POSITIVELY GOOD READS

The Help (2009)

by Kathryn Stockett

It took only two years for Kathryn Stockett’s first novel to be turned into a movie, so powerful is the story in The Help. Stockett, a native of Jackson, Mississippi, exposes the prejudices and ill treatment that members of Jackson’s affluent white society—in which she grew up—directed at their African American maids in the early 1960s.

The Help is a tale of courage on both sides of the color divide. It is a tale of crossing that divide at great risk to livelihood and well-being.

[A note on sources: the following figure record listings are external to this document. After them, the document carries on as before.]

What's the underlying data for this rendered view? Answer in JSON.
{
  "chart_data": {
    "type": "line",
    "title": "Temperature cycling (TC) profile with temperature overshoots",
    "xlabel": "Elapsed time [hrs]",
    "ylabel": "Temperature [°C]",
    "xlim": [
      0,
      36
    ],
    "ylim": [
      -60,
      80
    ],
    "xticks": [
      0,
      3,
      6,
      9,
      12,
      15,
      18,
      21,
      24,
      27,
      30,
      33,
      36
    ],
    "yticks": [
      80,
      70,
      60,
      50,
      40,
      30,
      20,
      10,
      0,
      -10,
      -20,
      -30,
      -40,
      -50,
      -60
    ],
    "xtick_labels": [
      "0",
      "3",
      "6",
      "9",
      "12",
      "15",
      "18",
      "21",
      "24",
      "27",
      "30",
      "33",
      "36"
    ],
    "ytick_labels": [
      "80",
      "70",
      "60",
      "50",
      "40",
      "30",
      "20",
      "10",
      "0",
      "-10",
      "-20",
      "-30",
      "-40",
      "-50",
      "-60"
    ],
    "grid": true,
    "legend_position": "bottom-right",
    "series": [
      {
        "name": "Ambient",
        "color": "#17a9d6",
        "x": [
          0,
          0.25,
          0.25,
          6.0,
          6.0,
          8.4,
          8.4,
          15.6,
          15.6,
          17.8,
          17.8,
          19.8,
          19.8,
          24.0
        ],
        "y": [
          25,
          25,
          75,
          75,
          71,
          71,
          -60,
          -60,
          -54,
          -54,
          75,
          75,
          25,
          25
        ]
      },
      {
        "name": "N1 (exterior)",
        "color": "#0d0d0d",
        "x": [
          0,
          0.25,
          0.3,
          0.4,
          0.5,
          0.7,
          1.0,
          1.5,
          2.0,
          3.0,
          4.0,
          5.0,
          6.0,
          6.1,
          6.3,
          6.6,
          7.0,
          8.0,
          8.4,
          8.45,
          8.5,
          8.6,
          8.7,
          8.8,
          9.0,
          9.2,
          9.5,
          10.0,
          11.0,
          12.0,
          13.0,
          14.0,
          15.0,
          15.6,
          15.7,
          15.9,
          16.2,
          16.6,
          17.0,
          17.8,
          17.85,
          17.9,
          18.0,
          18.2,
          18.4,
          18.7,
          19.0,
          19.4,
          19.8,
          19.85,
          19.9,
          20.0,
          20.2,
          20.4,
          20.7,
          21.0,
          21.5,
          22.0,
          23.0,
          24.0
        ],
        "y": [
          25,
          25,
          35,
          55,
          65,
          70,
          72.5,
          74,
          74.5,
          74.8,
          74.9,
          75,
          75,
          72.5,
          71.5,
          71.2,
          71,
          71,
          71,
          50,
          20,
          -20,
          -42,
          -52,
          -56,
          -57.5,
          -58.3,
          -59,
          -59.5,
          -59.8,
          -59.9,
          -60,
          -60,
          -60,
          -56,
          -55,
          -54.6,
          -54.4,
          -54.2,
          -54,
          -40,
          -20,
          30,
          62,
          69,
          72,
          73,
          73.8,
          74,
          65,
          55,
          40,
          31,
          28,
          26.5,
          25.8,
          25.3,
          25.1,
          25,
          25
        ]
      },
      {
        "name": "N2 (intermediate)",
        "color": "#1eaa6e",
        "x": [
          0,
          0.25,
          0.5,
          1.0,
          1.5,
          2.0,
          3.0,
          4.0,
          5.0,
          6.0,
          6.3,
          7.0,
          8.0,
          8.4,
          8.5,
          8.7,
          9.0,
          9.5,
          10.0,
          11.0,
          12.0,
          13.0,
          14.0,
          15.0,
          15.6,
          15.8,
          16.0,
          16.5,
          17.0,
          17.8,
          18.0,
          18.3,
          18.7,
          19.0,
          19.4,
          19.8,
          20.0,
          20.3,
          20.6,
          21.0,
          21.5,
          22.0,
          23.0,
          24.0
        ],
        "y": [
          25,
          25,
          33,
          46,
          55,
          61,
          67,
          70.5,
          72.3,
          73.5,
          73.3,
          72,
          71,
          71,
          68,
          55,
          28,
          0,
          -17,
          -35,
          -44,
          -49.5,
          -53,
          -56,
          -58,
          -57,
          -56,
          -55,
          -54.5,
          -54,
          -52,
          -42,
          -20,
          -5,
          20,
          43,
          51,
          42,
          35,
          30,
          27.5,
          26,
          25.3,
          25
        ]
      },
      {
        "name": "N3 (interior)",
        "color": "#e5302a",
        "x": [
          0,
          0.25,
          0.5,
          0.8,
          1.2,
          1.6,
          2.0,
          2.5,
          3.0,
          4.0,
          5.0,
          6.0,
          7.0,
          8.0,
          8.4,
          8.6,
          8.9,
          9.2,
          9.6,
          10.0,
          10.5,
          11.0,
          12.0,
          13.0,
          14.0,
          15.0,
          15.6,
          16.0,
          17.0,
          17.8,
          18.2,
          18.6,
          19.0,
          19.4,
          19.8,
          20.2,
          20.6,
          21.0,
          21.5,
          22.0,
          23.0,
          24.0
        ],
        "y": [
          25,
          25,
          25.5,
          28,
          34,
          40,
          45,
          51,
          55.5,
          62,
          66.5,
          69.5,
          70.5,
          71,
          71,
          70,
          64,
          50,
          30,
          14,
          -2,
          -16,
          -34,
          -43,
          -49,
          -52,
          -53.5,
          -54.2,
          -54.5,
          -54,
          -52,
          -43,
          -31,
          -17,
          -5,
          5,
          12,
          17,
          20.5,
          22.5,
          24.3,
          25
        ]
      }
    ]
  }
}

Aibileen and Minny are featured among the maids who endure their sorry situation—Aibileen stoically and Minny with enough sauciness to get her fired from some households. Skeeter, a white recent college graduate, wants Aibileen, Minny, and their friends to tell her their stories for publication. She intends to keep identities anonymous, but of course too-specific details would be a giveaway, and Skeeter’s being seen meeting with the black women would be cause for suspicion. So everything is done on the sly, maintaining suspense about whether one of these characters whom we come to not only admire but love might get caught and bring the rest down with her. The consequences could be ruinous not only for future employability but also for life and limb. The maids’ most despicable employer—and Skeeter’s former friend—has her suspicions that the book is set in Jackson; readers are unlikely to forget the secret that keeps her silent.

Stockett’s characterizations could be more nuanced—the rich white women are hateful, the black maids heroic—and her book has been criticized for its focus on the single brave white woman. But if the book appeals mostly to whites, they’re the ones who need their eyes opened. If reading The Help reminds us of how far society has come in the half-century since the pre–Civil Rights era, the attention the book and the subsequent movie received may indicate how far we have to go yet.